On why the officers in the article requested not to be named:

In the morning, when the police officer cried, he spoke caustically about the supplies that had yet to arrive for the storm victims, and the lack of food and equipment for the officers. Whatever they needed to eat, the officer said, they had taken from the looted stores around them. The officers asked not to be identified for fear of retribution from the department.

(Retribution? For doing their jobs in the only manner open to them?)
On how they survived, and on how they are trying to do their jobs:

The officers had been shot at every night, he and his colleagues said, by criminals who entered the teeming convention center to rob, assault, and rape some of the hurricane victims. Given their own vulnerable circumstances, the officers said, they took over an empty Hampton Inn to serve as a command post, positioned a backhoe as a barricade, erected a bogus ''Raw Sewage Danger" sign to keep away meddlers, and bulked up their firepower, supplementing the department-issue .40mm Glock pistols with their own shotguns.

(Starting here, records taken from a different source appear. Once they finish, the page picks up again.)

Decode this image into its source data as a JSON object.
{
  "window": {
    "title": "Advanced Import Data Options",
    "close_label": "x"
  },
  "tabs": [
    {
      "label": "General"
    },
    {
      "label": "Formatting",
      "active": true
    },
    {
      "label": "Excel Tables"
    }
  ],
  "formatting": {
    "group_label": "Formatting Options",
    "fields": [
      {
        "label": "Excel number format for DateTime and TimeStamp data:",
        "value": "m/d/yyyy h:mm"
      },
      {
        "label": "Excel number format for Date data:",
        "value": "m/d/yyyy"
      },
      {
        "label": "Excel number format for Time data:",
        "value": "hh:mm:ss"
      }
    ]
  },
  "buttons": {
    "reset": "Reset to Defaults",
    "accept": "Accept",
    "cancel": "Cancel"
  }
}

''We had to arm ourselves," said another officer, a nine-year veteran who had been on duty for 29 straight hours. ''It's against regulations, but they're shooting at us constantly."

In one foray for supplies, the officers said, they broke open a store's safe containing a cache of weapons and added the firearms to their own stash at the Hampton Inn.

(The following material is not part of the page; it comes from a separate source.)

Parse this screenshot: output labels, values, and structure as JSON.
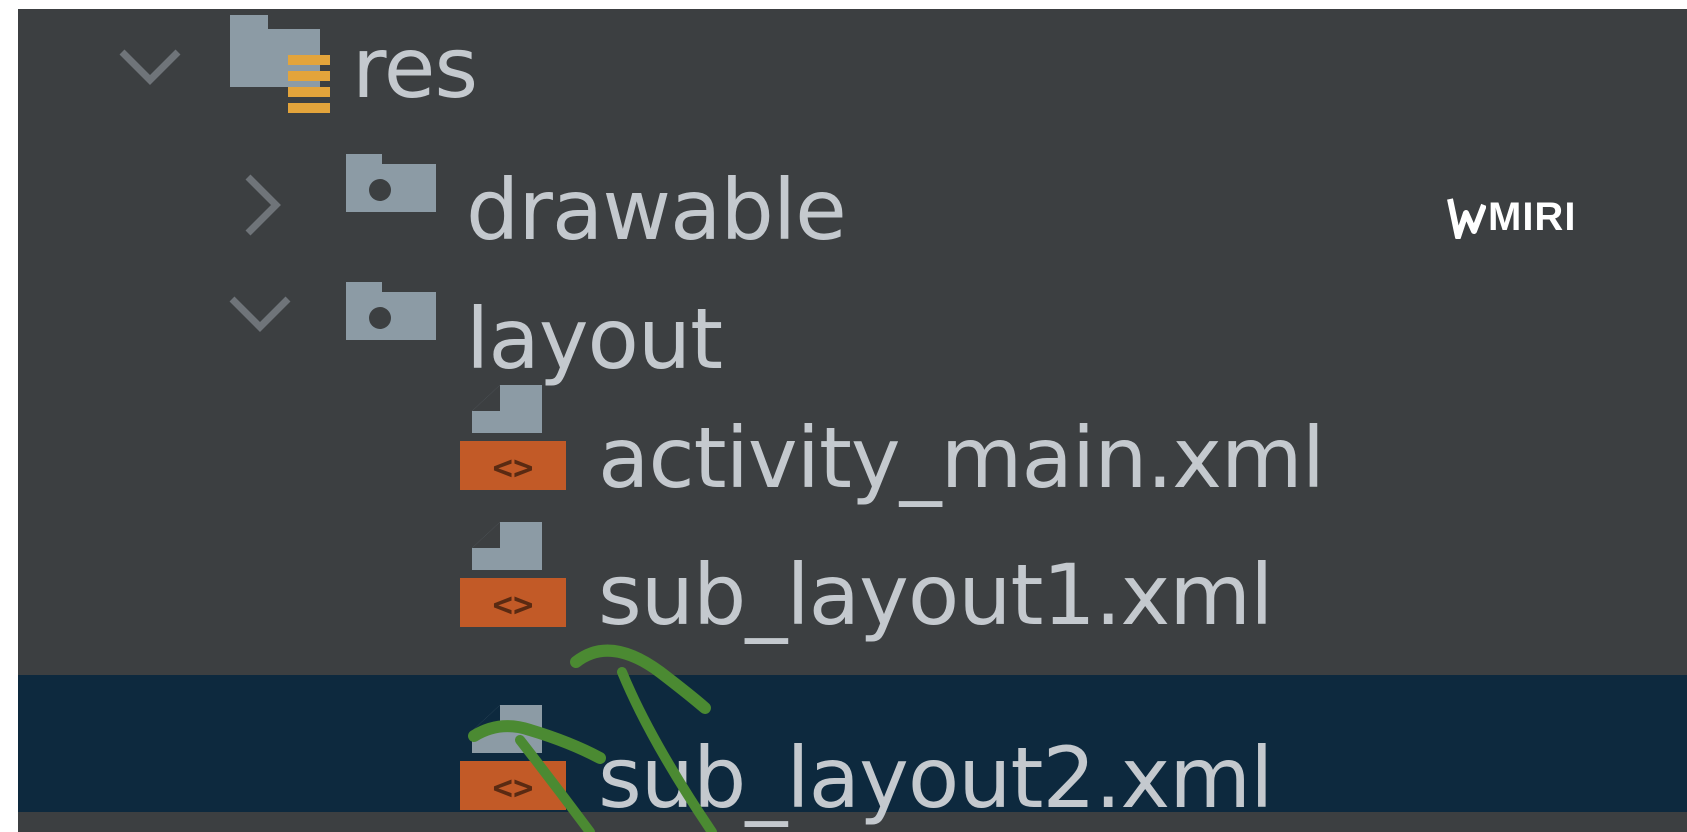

(Against regulations? Screw regulations in this case!)
Finally, on why they are doing what they are doing, and what their prescence, however symbolic, means to those they are sworn to serve and protect:

Outside the convention center, as edgy National Guard troops began taking up position shortly after noon, the New Orleans police who had been there since Sunday posed for photographs with some of the storm victims.

''Y'all did a wonderful job," said Yolanda Camese, 49, as she hugged one of the officers. ''You made us feel safer. I watched you every night."

''I made a commitment to the city," said the officer, who paused for nearly a minute as he looked at the pavement. ''I made a commitment to my [police] district, and I made a commitment to these people out here and to my fellow officers. That's why I'm here."
Lord knows the New Orleans Police Department has had its share of corruption and shame. It is important, I think, to point out those times when the department goes above and beyond the call of duty. Folks, many of us on the left justifiably attack law enforcement when they place themselves beyond the pale. Now, it is time that we honor these officers in New Orleans and other ravaged areas for going beyond their duty and staying after others, understandably and blamelessly, abandonded it. Heroes, all of them. One hopes that they will be recognized as such when this is all over. Read the article!!!!!